Due to errors inherent in pause-picking algorithms (see SI Text), a statistical algorithm for pause-free velocity determination was used. This method relies on the notion that pausing is a diffusive process and, therefore, the velocities during a pause arise from one-dimensional Brownian motion of the polymerase moving along the template. Consequently, the velocities of polymerases observed during pauses should be Gaussian distributed and centered on zero velocity. A histogram of all of the velocities for a given dataset was composed, and a zero-centered Gaussian was fit to the bins containing negative velocities. This fit (see yellow solid line in Fig. S4) was then extrapolated over all data (dashed yellow line) and subtracted from the data. The leftover velocities correspond to the data cleaned of pauses (i.e., the pause-free velocity distribution). The average of this leftover data is the pause-free velocity of the dataset. The errors are the standard deviation of the means determined by sampling the traces with replacement (bootstrapping).
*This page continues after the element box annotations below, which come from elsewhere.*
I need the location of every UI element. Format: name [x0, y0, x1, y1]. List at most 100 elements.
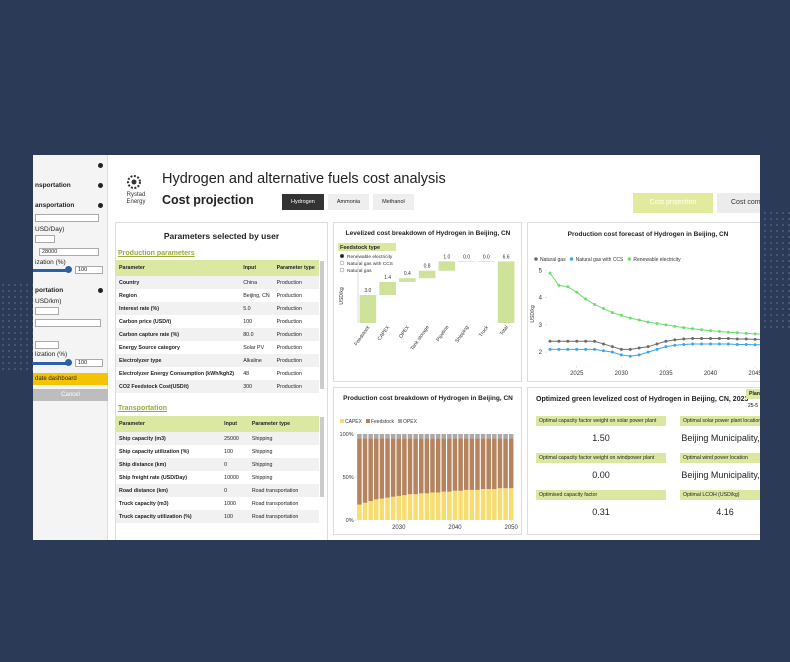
point	[744, 342, 748, 346]
scrollbar[interactable]	[320, 417, 324, 497]
legend-marker	[365, 419, 370, 423]
point	[691, 342, 695, 346]
point	[619, 313, 623, 317]
input[interactable]	[35, 235, 55, 243]
point	[584, 347, 588, 351]
point	[602, 342, 605, 346]
section-label[interactable]: ansportation	[35, 202, 75, 209]
legend-label: OPEX	[403, 419, 418, 425]
column-header: Input	[221, 416, 249, 432]
table-row: Electrolyzer type Alkaline Production	[116, 354, 319, 367]
bar-segment	[362, 438, 368, 503]
radio[interactable]	[339, 267, 345, 273]
bar-segment	[492, 489, 497, 520]
tab[interactable]: Ammonia	[327, 194, 370, 210]
bar-segment	[503, 434, 508, 439]
input[interactable]: 100	[75, 359, 103, 367]
slider-handle[interactable]	[65, 266, 72, 273]
bar-segment	[385, 497, 390, 520]
radio[interactable]	[339, 253, 345, 259]
info-icon[interactable]	[98, 183, 103, 188]
point	[593, 302, 597, 306]
point	[717, 329, 721, 333]
card-label: Optimal solar power plant location	[680, 416, 760, 426]
table-row: Electrolyzer Energy Consumption (kWh/kgh…	[116, 367, 319, 380]
input[interactable]	[35, 307, 59, 315]
point	[619, 353, 623, 357]
tab-button[interactable]: Cost projection	[633, 193, 713, 213]
bar-segment	[486, 489, 491, 520]
legend-label: Feedstock	[371, 419, 395, 425]
point	[673, 343, 677, 347]
bar-segment	[469, 489, 475, 520]
x-tick-label: 2025	[570, 371, 584, 377]
slider[interactable]	[33, 362, 69, 365]
info-icon[interactable]	[98, 163, 103, 168]
table-cell: Production	[276, 292, 302, 299]
point	[655, 322, 659, 326]
bar-segment	[407, 494, 413, 520]
point	[744, 331, 748, 335]
dropdown[interactable]	[35, 319, 101, 327]
table-cell: Ship freight rate (USD/Day)	[119, 474, 187, 481]
tab[interactable]: Hydrogen	[282, 194, 324, 210]
page-title: Cost projection	[162, 193, 254, 207]
point	[646, 350, 650, 354]
table-cell: Production	[276, 318, 302, 325]
point	[548, 339, 552, 343]
point	[637, 353, 641, 357]
table-cell: Road transportation	[251, 500, 299, 507]
x-tick-label: 2045	[748, 371, 760, 377]
section-label[interactable]: nsportation	[35, 182, 71, 189]
table-cell: Region	[119, 292, 137, 299]
column-header: Parameter	[116, 260, 241, 276]
slider[interactable]	[33, 269, 69, 272]
bar-segment	[407, 438, 413, 495]
tab-bar: Hydrogen Ammonia Methanol	[282, 194, 414, 210]
bar-segment	[418, 438, 424, 494]
bar-segment	[413, 434, 418, 439]
input[interactable]	[35, 341, 59, 349]
bar-segment	[480, 438, 486, 490]
bar-segment	[492, 434, 497, 439]
bar-segment	[452, 438, 458, 491]
bar-segment	[452, 490, 458, 520]
value-label: 1.0	[443, 254, 450, 260]
table-cell: Shipping	[248, 432, 319, 445]
table-cell: CO2 Feedstock Cost(USD/t)	[116, 380, 241, 393]
bar	[478, 261, 495, 262]
bar-segment	[492, 438, 497, 490]
section-label[interactable]: portation	[35, 287, 64, 294]
update-button[interactable]: date dashboard	[33, 373, 108, 385]
bar-segment	[379, 434, 385, 439]
slider-handle[interactable]	[65, 359, 72, 366]
chart: Production cost forecast of Hydrogen in …	[530, 231, 760, 377]
bar-segment	[374, 499, 379, 520]
tab[interactable]: Methanol	[373, 194, 414, 210]
table-cell: Electrolyzer type	[116, 354, 241, 367]
bar-segment	[447, 438, 452, 492]
point	[575, 347, 579, 351]
input[interactable]: 100	[75, 266, 103, 274]
radio[interactable]	[339, 260, 345, 266]
line	[549, 272, 760, 335]
info-icon[interactable]	[98, 288, 103, 293]
table-row: Ship freight rate (USD/Day) 10000 Shipping	[116, 471, 319, 484]
table-cell: Interest rate (%)	[116, 302, 241, 315]
point	[628, 354, 632, 358]
bar	[458, 261, 475, 262]
table-cell: Shipping	[251, 448, 273, 455]
bar-segment	[390, 434, 396, 439]
scrollbar[interactable]	[320, 261, 324, 389]
tab-button[interactable]: Cost com	[717, 193, 760, 213]
point	[602, 307, 605, 311]
input[interactable]	[35, 214, 99, 222]
point	[602, 349, 605, 353]
cancel-button[interactable]: Cancel	[33, 389, 108, 401]
table-row: Interest rate (%) 5.0 Production	[116, 302, 319, 315]
input[interactable]: 28000	[39, 248, 99, 256]
info-icon[interactable]	[98, 203, 103, 208]
field-label: ization (%)	[35, 259, 66, 266]
x-tick-label: 2030	[392, 525, 406, 531]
A pause-picking method commonly used in the single-molecule transcriptional field was used for pause analysis (5, 29, 46), and it is described in detail in SI Text. The pause duration distribution was fit to the theoretical distribution as described by Eq. 1 by performing a two-sample Kolmogorov–Smirnov test between the two distributions, keeping only those that were deemed statistically indistinguishable. This was done within the bounds determined by fitting the theoretical mean pause durations and pause densities with those defined by the observed means plus and minus the observed standard errors (see SI Text).

### Cotranscriptional Folding Simulation.

The first 400 bp of the template sequences used in this study were input into Kinefold, a cotranscriptional RNA folding simulation (35). Each simulation was run in batch mode using 56 and 40 ms as the nucleotide addition time for Pol II and Rpo41, respectively (corresponding to a pause-free velocity of 18 and 25 bp/s, respectively). These simulations were repeated with at least three different seeds for each enzyme/template combination. The difference in mean simulated folding energy was less than 5% of its mean value for all seeds and all templates, and it varied less than 1% between enzymes despite the difference in nucleotide addition times. These energies were corrected for salt concentration (47) and were denoted ΔGsim in the main text. Two of the structures from the GC-rich template were highly sensitive to this salt correction, leading to a significant range in the corrected simulated energy barriers for that template.